Last semester, the Armenian Student Association and the DEI council worked together to legislate an SGA resolution that advocated for recognition of the conflict facing the Armenian community and support from the Pepperdine community, Johnson said.
SGA passed a similar resolution with ASA in March 2017, but Bell said action wasn’t enforced after the previous resolution. Due to the deeply personal and political events that the Pepperdine Armenian community faced in the fall, the DEI Council picked up where things were dropped in previous years. The council collaborated with ASA, emphasizing they cannot make a resolution in the best interest of a group they are not a part of.
“We draft legislation that changes how things happen at Pepperdine and that’s why it’s so important for us to connect with the people around us because we can’t serve anyone without knowing what they need,” Bell said. “These are big steps and there’s opportunity here for actual change to be made.

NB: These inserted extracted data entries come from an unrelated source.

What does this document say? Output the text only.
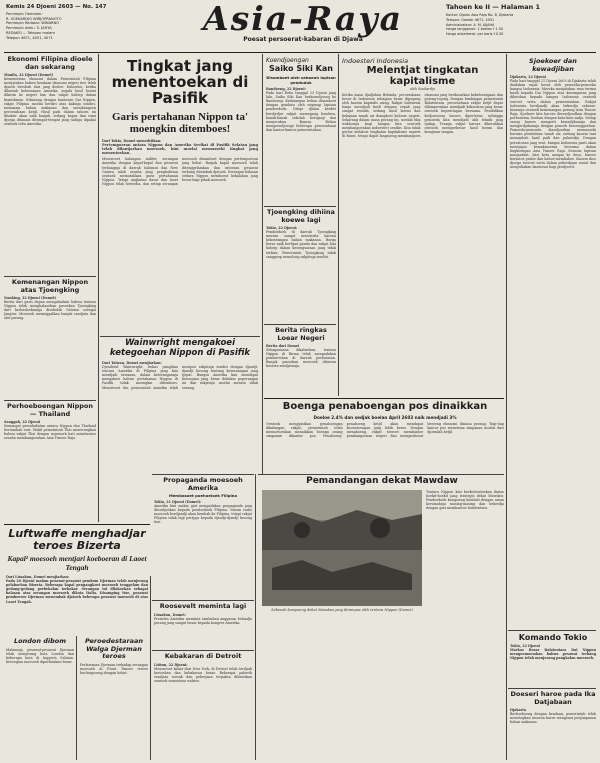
Kemis 24 Djoeni 2603 — No. 147
Pemimpin Oemoem:
R. SOEKARDJO WIRJOPRANOTO
Pemimpin Redaksi: WINARNO
Pemimpin Adm.: S. JAHYA
REDAKSI — Telepon malam
Telepon 4671, 4051, 4071	Asia-Raya
Poesat persoerat-kabaran di Djawa
Tahoen ke II — Halaman 1
Kantor: Djalan Asia Raja No. 8, Djakarta
Telepon: Gambir 4671, 4051
Administrateur: A. M. JAJAHA
Harga langganan: 1 boelan f 1.50
Harga advertensi: per baris f 0.30
Ekonomi Filipina dioele dan sekarang
Manila, 22 Djoeni (Domei)
Kementerian ekonomi dalam Pemerintah Filipina menjatakan bahwa keadaan ekonomi negeri itoe telah djaoeh berobah dari jang doeloe. Dahoeloe, ketika dibawah kekoeasaan Amerika, segala hasil boemi dikirim ke negeri lain dan rakjat hidoep dalam kemiskinan. Sekarang dengan bantoean Dai Nippon, rakjat Filipina moelai berdiri atas kakinja sendiri, menanam bahan makanan dan membangoen peroesahaan ketjil. Hasil padi dalam tahoen ini ditaksir akan naik banjak, sedang kapas dan rami djoega ditanam ditempat-tempat jang tadinja dipakai oentoek tebu Amerika.
Kemenangan Nippon atas Tjoengking
Nanking, 22 Djoeni (Domei)
Berita dari garis depan mengabarkan bahwa tentara Nippon telah menghalaoekan pasoekan Tjoengking dari kedoedoekannja disebelah Selatan soengai Jangtse. Moesoeh meninggalkan banjak sendjata dan alat perang.
Perhoeboengan Nippon — Thailand
Sanggah, 22 Djoeni
Semangat persahabatan antara Nippon dan Thailand bertambah erat. Wakil pemerintah Thai menerangkan bahwa rakjat Thai dengan sepenoeh hati membantoe oesaha membangoenkan Asia Timoer Raja.
Tingkat jang menentoekan di Pasifik
Garis pertahanan Nippon ta' moengkin ditemboes!
Dari Tokio, Domei menerbitkan:
Pertempoeran antara Nippon dan Amerika Serikat di Pasifik Selatan jang telah dilantjarkan moesoeh, kini moelai memasoeki tingkat jang menentoekan.
Menoeroet kalangan militer, serangan Amerika dengan kapal-kapal dan pesawat terbangnja di daerah Salomon dan New Guinea ialah oesaha jang penghabisan oentoek mematahkan garis pertahanan Nippon. Tetapi angkatan darat dan laoet Nippon telah bersedia, dan setiap serangan moesoeh disamboet dengan pertempoeran jang hebat. Banjak kapal moesoeh telah ditenggelamkan dan ratoesan pesawat terbang ditembak djatoeh. Serangan balasan oedara Nippon memboeat kekalahan jang besar bagi pihak moesoeh.
Wainwright mengakoei ketegoehan Nippon di Pasifik
Dari Taiwan, Domei menjiarkan:
Djenderal Wainwright, bekas panglima tentara Amerika di Filipina jang kini mendjadi tawanan, dalam keterangannja mengakoei bahwa pertahanan Nippon di Pasifik tidak moengkin ditemboes. Menoeroet dia, pemerintah Amerika telah menipoe rakjatnja sendiri dengan djandji-djandji kosong tentang kemenangan jang tjepat. Bangsa Amerika kini mendapat keroegian jang besar didalam peperangan ini dan rakjatnja moelai merasa tidak senang.
Koendjoengan
Saiko Siki Kan
Disamboet oleh seboeah lapisan penduduk
Bandoeng, 22 Djoeni:
Pada hari Rebo tanggal 23 Djoeni jang lalu, Saiko Siki Kan berkoendjoeng ke Bandoeng. Kedatangan beliau disamboet dengan gembira oleh segenap lapisan pendoedoek. Ditepi djalan berdiri berdjedjer rakjat memegang bendera, kanak-kanak sekolah bernjanji dan menjerukan Banzai. Beliau mengoendjoengi beberapa peroesahaan dan kantor-kantor pemerintahan.
Tjoengking dihiina koewe lagi
Tokio, 22 Djoeni:
Pendoedoek di daerah Tjoengking merasa sangat menderita karena kekoerangan bahan makanan. Harga beras naik berlipat ganda dan rakjat kini hidoep dalam kesengsaraan jang tidak terkira. Pemerintah Tjoengking tidak sanggoep menolong rakjatnja sendiri.
Berita ringkas Loear Negeri
Berita dari Domei
Sebagaimana dikabarkan, tentara Nippon di Birma telah mengadakan pembersihan di daerah perbatasan. Banjak pasoekan moesoeh ditawan beserta sendjatanja.
Indoesteri Indonesia
Melentjat tingkatan kapitalisme
oleh Soekardjo
Ketika masa djadjahan Belanda, peroesahaan besar di Indonesia sebagian besar dipegang oleh kaoem kapitalis asing. Rakjat Indonesia hanja mendjadi koeli dengan oepah jang sangat rendah, sedang hasil boemi dan kekajaan tanah air diangkoet keloear negeri. Sekarang dalam masa perang ini, soedah tiba waktoenja bagi bangsa kita oentoek membangoenkan indoesteri sendiri. Kita tidak perloe melaloei tingkatan kapitalisme seperti di Barat, tetapi dapat langsoeng membangoen ekonomi jang berdasarkan kekeloeargaan dan gotong-rojong. Dengan bimbingan pemerintah Balatentara, peroesahaan rakjat ketjil dapat dihimpoenkan mendjadi kekoeatan jang besar oentoek kepentingan bersama. Pendidikan kedjoeroean haroes diperloeas, sehingga pemoeda kita mendjadi ahli teknik jang tjakap. Tenaga rakjat haroes dikerahkan oentoek memperbesar hasil boemi dan kerajinan tangan.
Boenga penaboengan pos dinaikkan
Doeloe 2.4% dan sedjak boelan April 2603 naik mendjadi 3%
Oentoek menggiatkan penaboengan dikalangan rakjat, pemerintah telah memoetoeskan menaikkan boenga oeang simpanan dikantor pos. Penaboeng-penaboeng ketjil akan mendapat keoentoengan jang lebih besar. Dengan menaboeng, rakjat toeroet membantoe pembangoenan negeri dan memperkoeat benteng ekonomi dimasa perang. Tiap-tiap kantor pos menerima simpanan moelai dari djoemlah ketjil.
Pemandangan dekat Mawdaw
Tentara Nippon kini berkedoedoekan diatas boekit-boekit jang strategis dekat Mawdaw. Pendoedoek kampoeng kembali dengan aman kerumahnja masing-masing dan bekerdja dengan giat membantoe balatentara.
Seboeah kampoeng dekat Mawdaw jang dirampas oleh tentara Nippon (Domei)
Propaganda moesoeh Amerika
Membasoet poehoeloek Filipina
Tokio, 21 Djoeni (Domei):
Amerika kini makin giat mengadakan propaganda jang ditoedjoekan kepada pendoedoek Filipina. Siaran radio moesoeh berdjandji akan kembali ke Filipina, tetapi rakjat Filipina tidak lagi pertjaja kepada djandji-djandji kosong itoe.
Roosevelt meminta lagi
Lissabon, Domei:
Presiden Amerika meminta tambahan anggaran belandja perang jang sangat besar kepada kongres Amerika.
Kebakaran di Detroit
Lisbon, 22 Djoeni:
Menoeroet kabar dari New York, di Detroit telah terdjadi kerioehan dan kebakaran besar. Beberapa paberik sendjata roesak dan pekerjaan terpaksa dihentikan oentoek sementara waktoe.
Luftwaffe menghadjar teroes Bizerta
Kapal² moesoeh mentjari koeboeran di Laoet Tengah
Dari Lissabon, Domei menjiarkan:
Pada 20 Djoeni malam pesawat-pesawat pembom Djerman telah menjerang pelaboehan Bizerta. Beberapa kapal pengangkoet moesoeh tenggelam dan gedang-gedang perbekalan terbakar. Serangan ini dilakoekan sebagai balasan atas serangan moesoeh dikota Italia. Disamping itoe, pesawat pemboeroe Djerman menembak djatoeh beberapa pesawat moesoeh di atas Laoet Tengah.
London dibom
Malamnja, pesawat-pesawat Djerman telah menjerang kota London dan beberapa kota di Inggeris Selatan. Keroegian moesoeh diperkirakan besar.
Peroedestaraan Walga Djerman teroes
Perlawanan Djerman terhadap serangan moesoeh di Front Timoer teroes berlangsoeng dengan hebat.
Sjoekoer dan kewadjiban
Djakarta, 22 Djoeni
Pada hari tanggal 21 Djoeni 2603 di Djakarta telah diadakan rapat besar oleh pemoeka-pemoeka bangsa Indonesia. Mereka menjatakan rasa terima kasih kepada Dai Nippon atas kesempatan jang diberikan kepada bangsa Indonesia oentoek toeroet serta dalam pemerintahan. Rakjat Indonesia berdjandji akan bekerdja sekeras-kerasnja oentoek kemenangan perang Asia Timoer Raja. Sjoekoer kita haroes diwoedjoedkan dengan perboeatan, boekan dengan kata-kata sadja. Setiap orang haroes mengerti kewadjibannja dan mengerdjakannja dengan penoeh kesoenggoehan. Pemoeda-pemoeda diandjoerkan memasoeki barisan pembelaan tanah air, sedang kaoem tani menambah hasil padi dan palawidja. Dengan persatoean jang erat, bangsa Indonesia pasti akan mentjapai kemakmoeran bersama dalam lingkoengan Asia Timoer Raja. Semoea lapisan masjarakat, dari kota sampai ke desa, haroes bersatoe padoe dan bahoe-membahoe. Kaoem iboe djoega toeroet serta dalam pekerdjaan sosial dan menjediakan bantoean bagi pradjoerit.
Komando Tokio
Tokio, 22 Djoeni
Markas Besar Balatentara Dai Nippon mengoemoemkan bahwa pesawat terbang Nippon telah menjerang pangkalan moesoeh.
Doeseri haroe pada Ika Datjabaan
Djakarta
Berhoeboeng dengan keadaan, pemerintah telah menetapkan atoeran baroe mengenai penjimpanan bahan makanan.
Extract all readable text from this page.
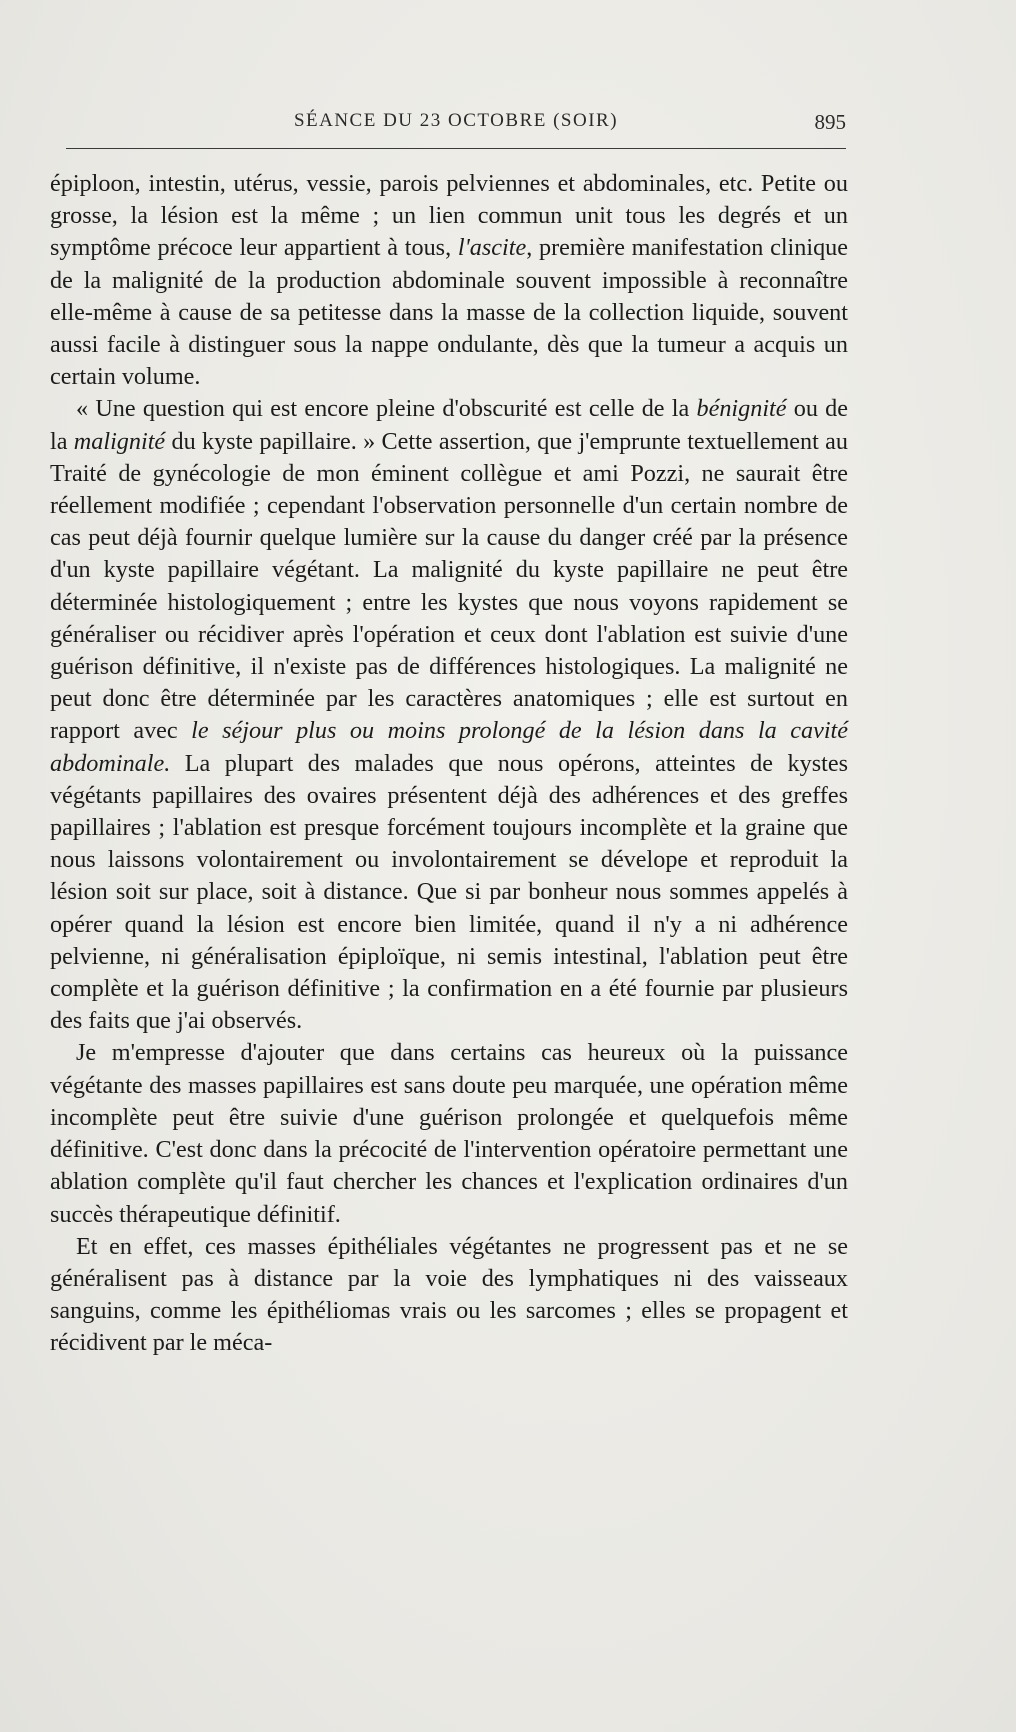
SÉANCE DU 23 OCTOBRE (SOIR)	895

épiploon, intestin, utérus, vessie, parois pelviennes et abdominales, etc. Petite ou grosse, la lésion est la même ; un lien commun unit tous les degrés et un symptôme précoce leur appartient à tous, l'ascite, première manifestation clinique de la malignité de la production abdominale souvent impossible à reconnaître elle-même à cause de sa petitesse dans la masse de la collection liquide, souvent aussi facile à distinguer sous la nappe ondulante, dès que la tumeur a acquis un certain volume.

« Une question qui est encore pleine d'obscurité est celle de la bénignité ou de la malignité du kyste papillaire. » Cette assertion, que j'emprunte textuellement au Traité de gynécologie de mon éminent collègue et ami Pozzi, ne saurait être réellement modifiée ; cependant l'observation personnelle d'un certain nombre de cas peut déjà fournir quelque lumière sur la cause du danger créé par la présence d'un kyste papillaire végétant. La malignité du kyste papillaire ne peut être déterminée histologiquement ; entre les kystes que nous voyons rapidement se généraliser ou récidiver après l'opération et ceux dont l'ablation est suivie d'une guérison définitive, il n'existe pas de différences histologiques. La malignité ne peut donc être déterminée par les caractères anatomiques ; elle est surtout en rapport avec le séjour plus ou moins prolongé de la lésion dans la cavité abdominale. La plupart des malades que nous opérons, atteintes de kystes végétants papillaires des ovaires présentent déjà des adhérences et des greffes papillaires ; l'ablation est presque forcément toujours incomplète et la graine que nous laissons volontairement ou involontairement se dévelope et reproduit la lésion soit sur place, soit à distance. Que si par bonheur nous sommes appelés à opérer quand la lésion est encore bien limitée, quand il n'y a ni adhérence pelvienne, ni généralisation épiploïque, ni semis intestinal, l'ablation peut être complète et la guérison définitive ; la confirmation en a été fournie par plusieurs des faits que j'ai observés.

Je m'empresse d'ajouter que dans certains cas heureux où la puissance végétante des masses papillaires est sans doute peu marquée, une opération même incomplète peut être suivie d'une guérison prolongée et quelquefois même définitive. C'est donc dans la précocité de l'intervention opératoire permettant une ablation complète qu'il faut chercher les chances et l'explication ordinaires d'un succès thérapeutique définitif.

Et en effet, ces masses épithéliales végétantes ne progressent pas et ne se généralisent pas à distance par la voie des lymphatiques ni des vaisseaux sanguins, comme les épithéliomas vrais ou les sarcomes ; elles se propagent et récidivent par le méca-
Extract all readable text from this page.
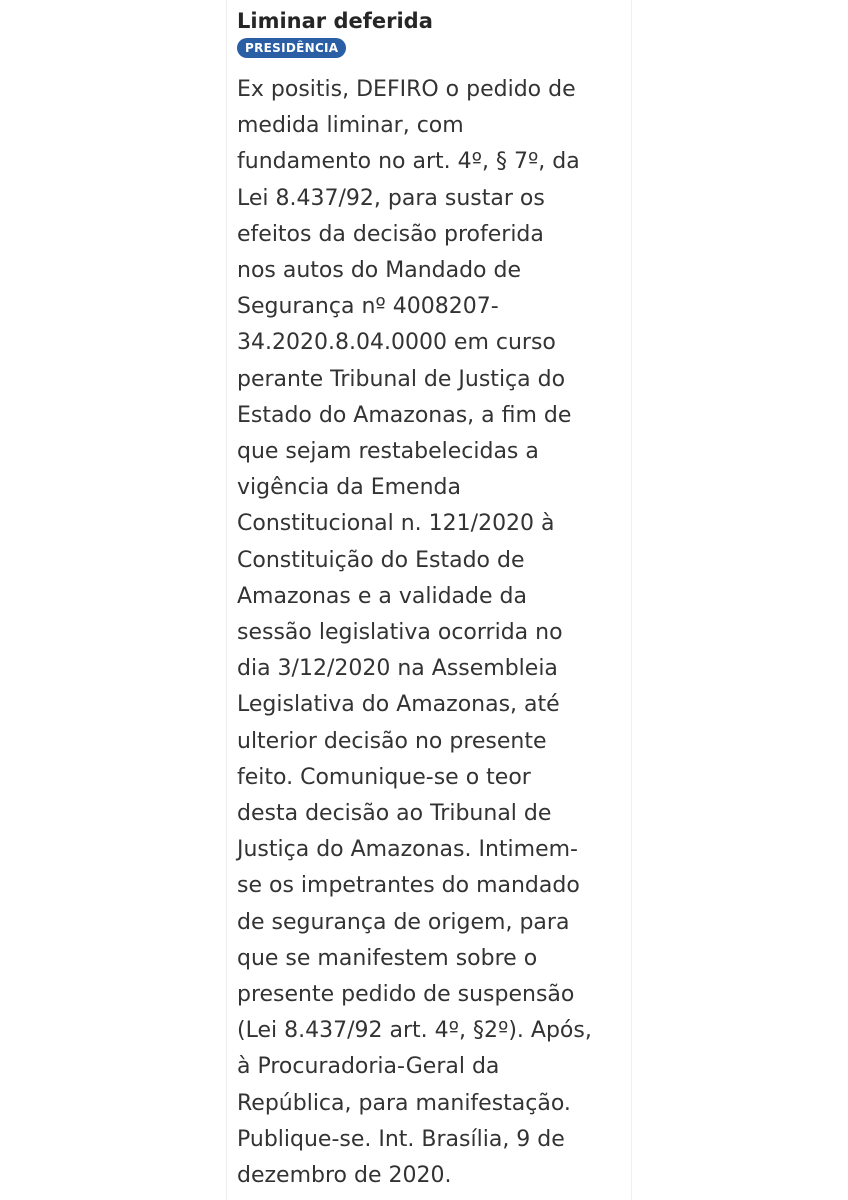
Liminar deferida
PRESIDÊNCIA
Ex positis, DEFIRO o pedido de
medida liminar, com
fundamento no art. 4º, § 7º, da
Lei 8.437/92, para sustar os
efeitos da decisão proferida
nos autos do Mandado de
Segurança nº 4008207-
34.2020.8.04.0000 em curso
perante Tribunal de Justiça do
Estado do Amazonas, a fim de
que sejam restabelecidas a
vigência da Emenda
Constitucional n. 121/2020 à
Constituição do Estado de
Amazonas e a validade da
sessão legislativa ocorrida no
dia 3/12/2020 na Assembleia
Legislativa do Amazonas, até
ulterior decisão no presente
feito. Comunique-se o teor
desta decisão ao Tribunal de
Justiça do Amazonas. Intimem-
se os impetrantes do mandado
de segurança de origem, para
que se manifestem sobre o
presente pedido de suspensão
(Lei 8.437/92 art. 4º, §2º). Após,
à Procuradoria-Geral da
República, para manifestação.
Publique-se. Int. Brasília, 9 de
dezembro de 2020.
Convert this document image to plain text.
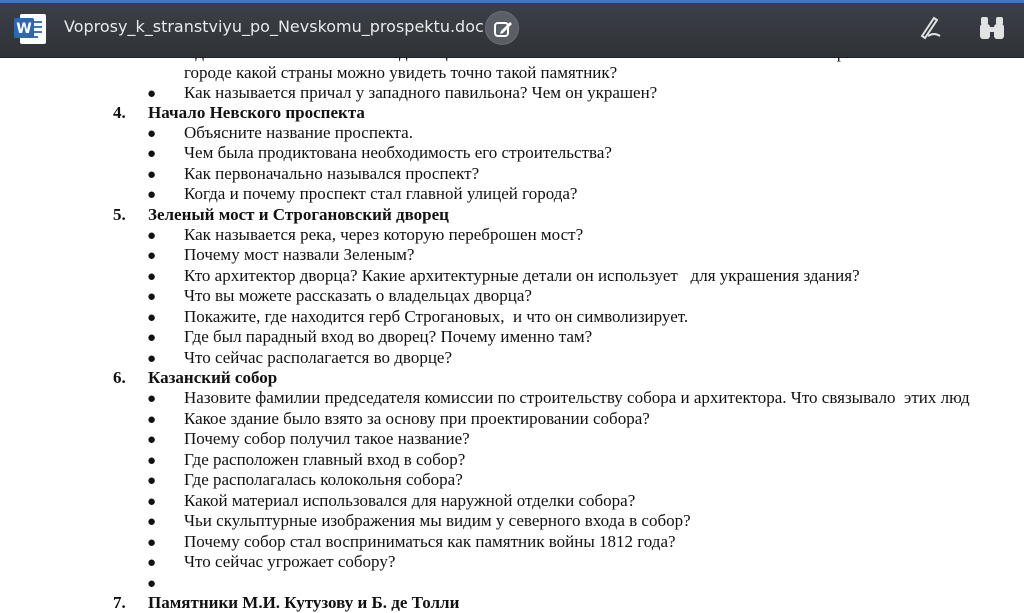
W Voprosy_k_stranstviyu_po_Nevskomu_prospektu.doc
городе какой страны можно увидеть точно такой памятник?
● Как называется причал у западного павильона? Чем он украшен?
4. Начало Невского проспекта
● Объясните название проспекта.
● Чем была продиктована необходимость его строительства?
● Как первоначально назывался проспект?
● Когда и почему проспект стал главной улицей города?
5. Зеленый мост и Строгановский дворец
● Как называется река, через которую переброшен мост?
● Почему мост назвали Зеленым?
● Кто архитектор дворца? Какие архитектурные детали он использует   для украшения здания?
● Что вы можете рассказать о владельцах дворца?
● Покажите, где находится герб Строгановых,  и что он символизирует.
● Где был парадный вход во дворец? Почему именно там?
● Что сейчас располагается во дворце?
6. Казанский собор
● Назовите фамилии председателя комиссии по строительству собора и архитектора. Что связывало  этих люд
● Какое здание было взято за основу при проектировании собора?
● Почему собор получил такое название?
● Где расположен главный вход в собор?
● Где располагалась колокольня собора?
● Какой материал использовался для наружной отделки собора?
● Чьи скульптурные изображения мы видим у северного входа в собор?
● Почему собор стал восприниматься как памятник войны 1812 года?
● Что сейчас угрожает собору?
●
7. Памятники М.И. Кутузову и Б. де Толли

It just requires a substantial amount of togetherness for it to be taken seriously.”
By working behind the scenes, Bell said she sees the people who care about these issues and are working to find solutions.
“I also do really believe that we are a part of a school that’s governed by really well-intentioned people,” Bell said.
“We’re bringing our whole hearts to this, and I want to say that we student body we see you,” Bell said. “We’re coming with our own determination, we’re coming with our own senses of passion, we’re coming with our own life experience, we’re coming with education; a lot of it that Pepperdine has equipped us with and a lot that Pepperdine hasn’t.”